Here Adair touches on the idea of Jackson as an uber-celebrity, as an object as far divorced from how we view other people and faces in our lives. Jackson has had huge input in the way he looks, he directed the structure of his face and this must in some sense make him an artist, and his face an artwork. This creates a larger disconnect between his body and mind but because of that, it gives the viewer greater insight into the mind of Jackson. “He didn’t need a canvas – his own face was the canvas. That he became his own self-portrait (literally) isn’t in itself exceptional; it is, after all, the entire point and purpose of plastic surgery. The difference in his case was that the result bore absolutely no resemblance to one of those ­fawning society portraits that are themselves the artistic equivalents of plastic ­surgery. If his face could be compared to anything in art, it would be to the warped and wonderful stylisations of Klimt, Schiele, Van Dongen, Beckmann, even Grosz”.


Adair considers Jackson’s skin colour in a way I was surprised I hadn’t really noticed beforehand.
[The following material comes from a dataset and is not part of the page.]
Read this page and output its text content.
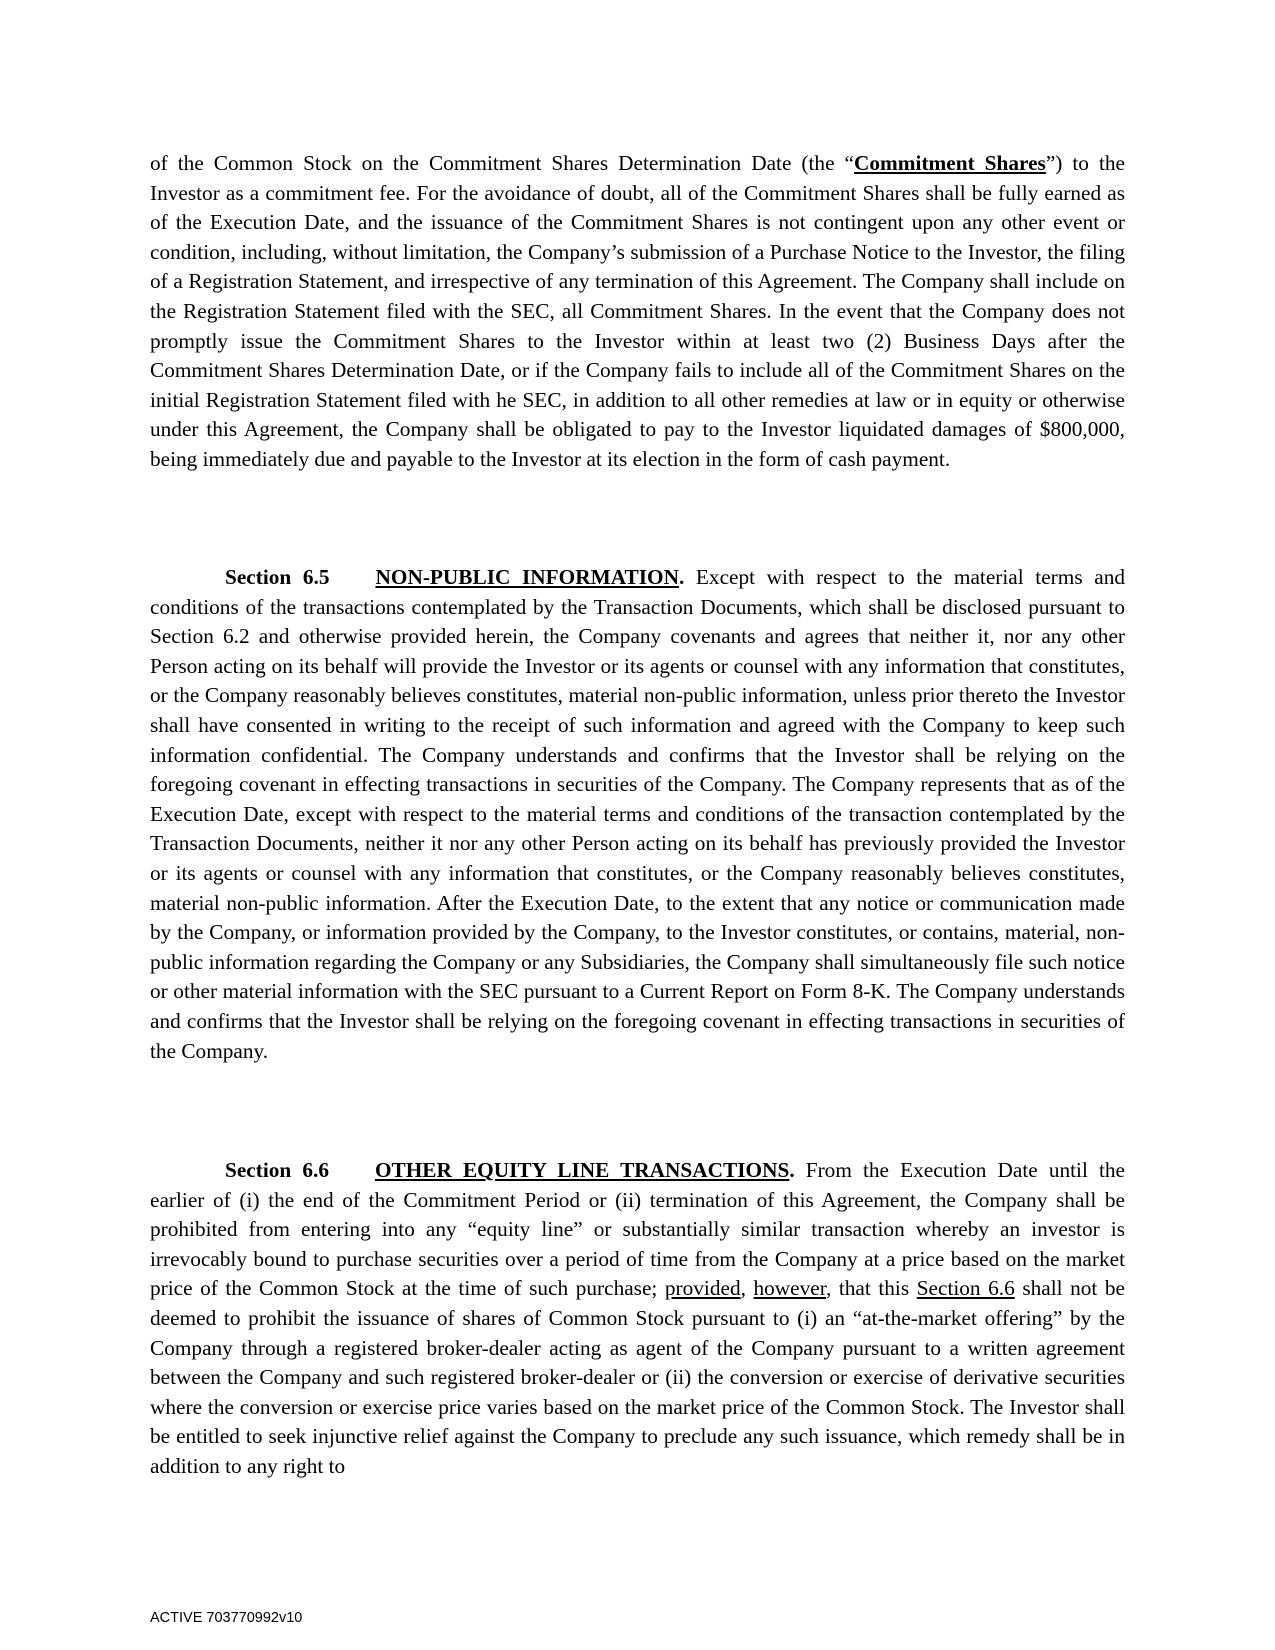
of the Common Stock on the Commitment Shares Determination Date (the “Commitment Shares”) to the Investor as a commitment fee. For the avoidance of doubt, all of the Commitment Shares shall be fully earned as of the Execution Date, and the issuance of the Commitment Shares is not contingent upon any other event or condition, including, without limitation, the Company’s submission of a Purchase Notice to the Investor, the filing of a Registration Statement, and irrespective of any termination of this Agreement. The Company shall include on the Registration Statement filed with the SEC, all Commitment Shares. In the event that the Company does not promptly issue the Commitment Shares to the Investor within at least two (2) Business Days after the Commitment Shares Determination Date, or if the Company fails to include all of the Commitment Shares on the initial Registration Statement filed with he SEC, in addition to all other remedies at law or in equity or otherwise under this Agreement, the Company shall be obligated to pay to the Investor liquidated damages of $800,000, being immediately due and payable to the Investor at its election in the form of cash payment.

Section 6.5 NON-PUBLIC INFORMATION. Except with respect to the material terms and conditions of the transactions contemplated by the Transaction Documents, which shall be disclosed pursuant to Section 6.2 and otherwise provided herein, the Company covenants and agrees that neither it, nor any other Person acting on its behalf will provide the Investor or its agents or counsel with any information that constitutes, or the Company reasonably believes constitutes, material non-public information, unless prior thereto the Investor shall have consented in writing to the receipt of such information and agreed with the Company to keep such information confidential. The Company understands and confirms that the Investor shall be relying on the foregoing covenant in effecting transactions in securities of the Company. The Company represents that as of the Execution Date, except with respect to the material terms and conditions of the transaction contemplated by the Transaction Documents, neither it nor any other Person acting on its behalf has previously provided the Investor or its agents or counsel with any information that constitutes, or the Company reasonably believes constitutes, material non-public information. After the Execution Date, to the extent that any notice or communication made by the Company, or information provided by the Company, to the Investor constitutes, or contains, material, non-public information regarding the Company or any Subsidiaries, the Company shall simultaneously file such notice or other material information with the SEC pursuant to a Current Report on Form 8-K. The Company understands and confirms that the Investor shall be relying on the foregoing covenant in effecting transactions in securities of the Company.

Section 6.6 OTHER EQUITY LINE TRANSACTIONS. From the Execution Date until the earlier of (i) the end of the Commitment Period or (ii) termination of this Agreement, the Company shall be prohibited from entering into any “equity line” or substantially similar transaction whereby an investor is irrevocably bound to purchase securities over a period of time from the Company at a price based on the market price of the Common Stock at the time of such purchase; provided, however, that this Section 6.6 shall not be deemed to prohibit the issuance of shares of Common Stock pursuant to (i) an “at-the-market offering” by the Company through a registered broker-dealer acting as agent of the Company pursuant to a written agreement between the Company and such registered broker-dealer or (ii) the conversion or exercise of derivative securities where the conversion or exercise price varies based on the market price of the Common Stock. The Investor shall be entitled to seek injunctive relief against the Company to preclude any such issuance, which remedy shall be in addition to any right to

ACTIVE 703770992v10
Though it’s pedantic to point out, nobody’s skin is either literally black or white. White people are tones or pink, and black people tones of brown. Yet Jackson was literally white as if he interpreted his design through technical words and Pantone colours rather than any connection to naturalness or colloquialism.
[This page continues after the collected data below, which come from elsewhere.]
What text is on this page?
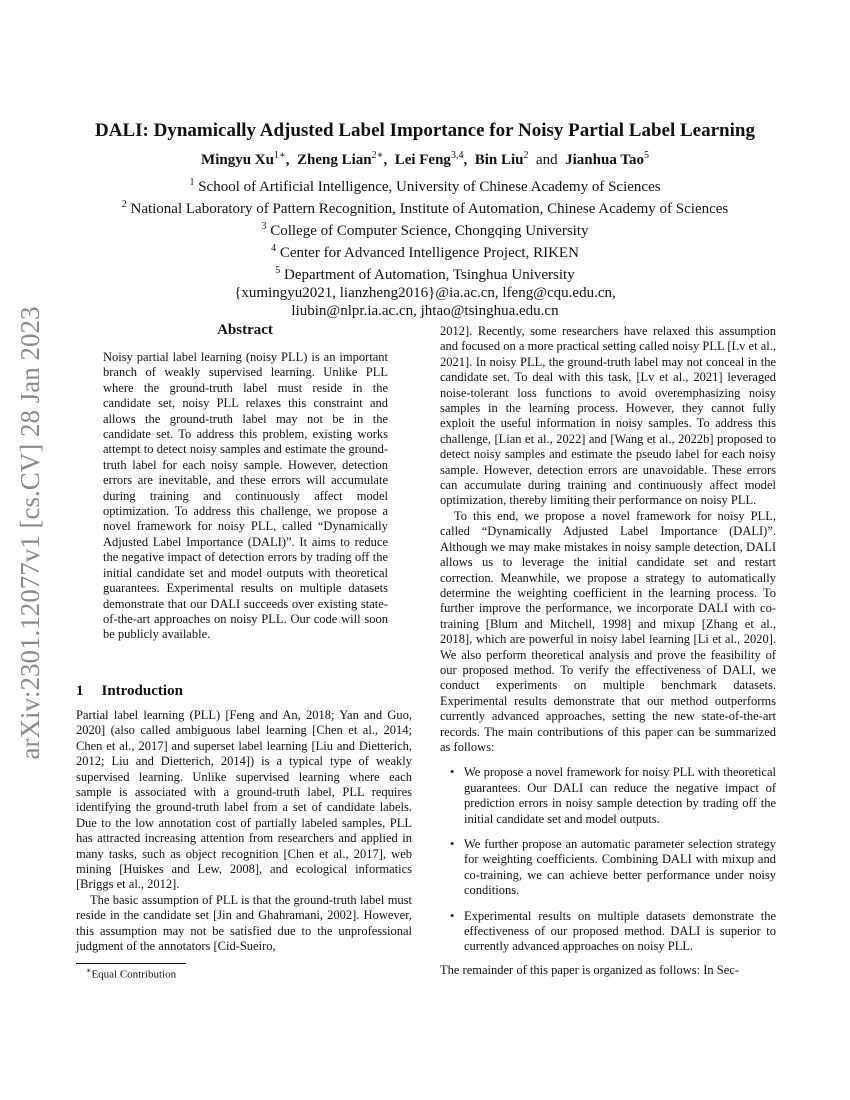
arXiv:2301.12077v1 [cs.CV] 28 Jan 2023
DALI: Dynamically Adjusted Label Importance for Noisy Partial Label Learning
Mingyu $Xu^{1∗}$,  Zheng Lian$^{2∗}$,  Lei Feng$^{3,4}$,  Bin Liu$^2$ and Jianhua Tao$^5$
$^1$ School of Artificial Intelligence, University of Chinese Academy of Sciences
$^2$ National Laboratory of Pattern Recognition, Institute of Automation, Chinese Academy of Sciences
$^3$ College of Computer Science, Chongqing University
$^4$ Center for Advanced Intelligence Project, RIKEN
$^5$ Department of Automation, Tsinghua University
{xumingyu2021, lianzheng2016}@ia.ac.cn, lfeng@cqu.edu.cn,
liubin@nlpr.ia.ac.cn, jhtao@tsinghua.edu.cn
Abstract
Noisy partial label learning (noisy PLL) is an important branch of weakly supervised learning. Unlike PLL where the ground-truth label must reside in the candidate set, noisy PLL relaxes this constraint and allows the ground-truth label may not be in the candidate set. To address this problem, existing works attempt to detect noisy samples and estimate the ground-truth label for each noisy sample. However, detection errors are inevitable, and these errors will accumulate during training and continuously affect model optimization. To address this challenge, we propose a novel framework for noisy PLL, called “Dynamically Adjusted Label Importance (DALI)”. It aims to reduce the negative impact of detection errors by trading off the initial candidate set and model outputs with theoretical guarantees. Experimental results on multiple datasets demonstrate that our DALI succeeds over existing state-of-the-art approaches on noisy PLL. Our code will soon be publicly available.
1 Introduction

Partial label learning (PLL) [Feng and An, 2018; Yan and Guo, 2020] (also called ambiguous label learning [Chen et al., 2014; Chen et al., 2017] and superset label learning [Liu and Dietterich, 2012; Liu and Dietterich, 2014]) is a typical type of weakly supervised learning. Unlike supervised learning where each sample is associated with a ground-truth label, PLL requires identifying the ground-truth label from a set of candidate labels. Due to the low annotation cost of partially labeled samples, PLL has attracted increasing attention from researchers and applied in many tasks, such as object recognition [Chen et al., 2017], web mining [Huiskes and Lew, 2008], and ecological informatics [Briggs et al., 2012].

The basic assumption of PLL is that the ground-truth label must reside in the candidate set [Jin and Ghahramani, 2002]. However, this assumption may not be satisfied due to the unprofessional judgment of the annotators [Cid-Sueiro,

2012]. Recently, some researchers have relaxed this assumption and focused on a more practical setting called noisy PLL [Lv et al., 2021]. In noisy PLL, the ground-truth label may not conceal in the candidate set. To deal with this task, [Lv et al., 2021] leveraged noise-tolerant loss functions to avoid overemphasizing noisy samples in the learning process. However, they cannot fully exploit the useful information in noisy samples. To address this challenge, [Lian et al., 2022] and [Wang et al., 2022b] proposed to detect noisy samples and estimate the pseudo label for each noisy sample. However, detection errors are unavoidable. These errors can accumulate during training and continuously affect model optimization, thereby limiting their performance on noisy PLL.

To this end, we propose a novel framework for noisy PLL, called “Dynamically Adjusted Label Importance (DALI)”. Although we may make mistakes in noisy sample detection, DALI allows us to leverage the initial candidate set and restart correction. Meanwhile, we propose a strategy to automatically determine the weighting coefficient in the learning process. To further improve the performance, we incorporate DALI with co-training [Blum and Mitchell, 1998] and mixup [Zhang et al., 2018], which are powerful in noisy label learning [Li et al., 2020]. We also perform theoretical analysis and prove the feasibility of our proposed method. To verify the effectiveness of DALI, we conduct experiments on multiple benchmark datasets. Experimental results demonstrate that our method outperforms currently advanced approaches, setting the new state-of-the-art records. The main contributions of this paper can be summarized as follows:

• We propose a novel framework for noisy PLL with theoretical guarantees. Our DALI can reduce the negative impact of prediction errors in noisy sample detection by trading off the initial candidate set and model outputs.
• We further propose an automatic parameter selection strategy for weighting coefficients. Combining DALI with mixup and co-training, we can achieve better performance under noisy conditions.
• Experimental results on multiple datasets demonstrate the effectiveness of our proposed method. DALI is superior to currently advanced approaches on noisy PLL.
∗Equal Contribution	The remainder of this paper is organized as follows: In Sec-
This extremism in Jackson’s choices and outlook was hyper-everything; he was hyper-white with hyper black hair, hyper-red lips, a hyper-small nose, and a hyper-square jaw. It seems seems as though nothing less would satisfy hum than to be incontrovertibly and diametrically opposite to what he was, what he perceived himself to be, and how he thought others saw him. It’s this extremism, and pardon the pun, black-and-white outlook that I feel makes Jackson a perfect basis for addressing wider issues of identity and self that are present in all of us, if not necessarily, like Jackson, always immediately visible.